While living at Eagle Mountain in Riverside County, he was a reserve deputy sheriff, when initially charged with the kidnapping, rape and assault of a young Arizona school teacher in May 1966, who was traveling from Los Angeles back to her home in Phoenix. It is believed he used his official position to carry out attacks on many other young girls and women using knives and guns. However, at the time Cheri Jo Bates was murdered on October 30th 1966, Hohenberger (24) was out on bail and not incarcerated. After losing his unpaid job at the Riverside Sheriff's Department on May 11th 1966, he continued to be employed as a contract laborer at the Kaiser Steel Corporation in Eagle Mountain, who, according to the sister of Gordon Mark Cannella, were contracted to supply materials to the Riverside City College, which was undergoing major renovation to its infrastructure in the mid 1960s.

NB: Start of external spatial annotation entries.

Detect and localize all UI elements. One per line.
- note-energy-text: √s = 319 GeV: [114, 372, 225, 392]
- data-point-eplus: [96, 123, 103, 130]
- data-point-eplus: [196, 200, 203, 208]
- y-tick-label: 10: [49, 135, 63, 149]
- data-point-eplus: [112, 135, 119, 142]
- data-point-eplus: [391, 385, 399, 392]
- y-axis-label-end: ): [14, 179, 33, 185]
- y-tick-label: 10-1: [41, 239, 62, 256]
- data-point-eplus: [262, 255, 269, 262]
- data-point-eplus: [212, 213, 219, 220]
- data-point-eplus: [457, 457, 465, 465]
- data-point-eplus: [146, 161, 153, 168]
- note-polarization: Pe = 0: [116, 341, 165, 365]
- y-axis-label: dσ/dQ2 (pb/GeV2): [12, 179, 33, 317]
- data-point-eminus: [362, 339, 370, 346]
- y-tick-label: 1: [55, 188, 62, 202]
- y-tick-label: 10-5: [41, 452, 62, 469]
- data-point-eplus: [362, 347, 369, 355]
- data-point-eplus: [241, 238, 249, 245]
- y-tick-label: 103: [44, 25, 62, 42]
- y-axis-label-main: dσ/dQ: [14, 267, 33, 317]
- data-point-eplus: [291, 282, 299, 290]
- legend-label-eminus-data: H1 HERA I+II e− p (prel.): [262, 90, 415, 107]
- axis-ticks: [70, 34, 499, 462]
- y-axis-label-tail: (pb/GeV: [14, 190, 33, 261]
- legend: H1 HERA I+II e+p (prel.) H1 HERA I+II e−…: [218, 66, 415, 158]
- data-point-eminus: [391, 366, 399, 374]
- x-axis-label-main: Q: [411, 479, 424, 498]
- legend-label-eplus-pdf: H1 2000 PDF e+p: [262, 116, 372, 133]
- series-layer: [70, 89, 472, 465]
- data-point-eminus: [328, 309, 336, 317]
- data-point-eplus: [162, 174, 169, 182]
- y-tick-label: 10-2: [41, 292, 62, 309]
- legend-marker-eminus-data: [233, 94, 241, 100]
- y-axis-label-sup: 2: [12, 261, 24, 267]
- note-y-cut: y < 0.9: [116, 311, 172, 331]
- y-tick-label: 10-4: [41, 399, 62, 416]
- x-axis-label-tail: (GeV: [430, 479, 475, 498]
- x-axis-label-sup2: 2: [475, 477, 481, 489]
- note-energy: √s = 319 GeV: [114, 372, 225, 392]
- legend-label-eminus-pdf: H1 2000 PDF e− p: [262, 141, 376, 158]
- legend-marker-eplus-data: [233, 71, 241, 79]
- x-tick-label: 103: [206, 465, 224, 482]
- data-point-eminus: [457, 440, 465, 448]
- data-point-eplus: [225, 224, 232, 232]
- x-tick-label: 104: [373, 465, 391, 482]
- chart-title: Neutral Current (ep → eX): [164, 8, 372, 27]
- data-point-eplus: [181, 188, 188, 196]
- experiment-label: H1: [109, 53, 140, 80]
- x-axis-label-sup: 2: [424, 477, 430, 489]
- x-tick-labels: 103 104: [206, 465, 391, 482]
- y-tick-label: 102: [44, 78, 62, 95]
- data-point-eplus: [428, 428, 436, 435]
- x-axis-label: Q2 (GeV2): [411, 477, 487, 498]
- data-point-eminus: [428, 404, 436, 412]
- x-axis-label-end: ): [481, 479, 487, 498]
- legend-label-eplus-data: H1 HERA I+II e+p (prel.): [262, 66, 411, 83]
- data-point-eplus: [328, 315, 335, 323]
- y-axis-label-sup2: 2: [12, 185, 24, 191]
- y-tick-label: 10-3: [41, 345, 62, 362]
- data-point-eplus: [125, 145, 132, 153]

During the November 14th 1966 police reconstruction of the events surrounding the murder of Cheri Jo Bates, eyewitnesses recalled a "bearded man" and woman being present in the library on October 30th 1966 who, to this day, have never been identified. On the left is a photograph of Robert Hohenberger, whose sister, Linda Hohenberger, was a student at the Riverside City College in 1966. Many researchers believe that Cheri Jo Bates was being led (or forced) away from her disabled Volkswagen Beetle to the perpetrator's vehicle in an attempted kidnapping for sexual purposes. Everything that Robert Carl Hohenberger was known to do before and after the murder of Cheri Jo Bates. He died by a self-inflicted gunshot wound on May 31st 1978 when approached by four undercover officers.
The fingerprints and DNA of Robert Hohenberger are documented, but have they been checked and eliminated to those on the Volkswagen Beetle and the mitochondrial DNA from the four Caucasian hairs found at the base of Cheri Jo Bates' right thumb?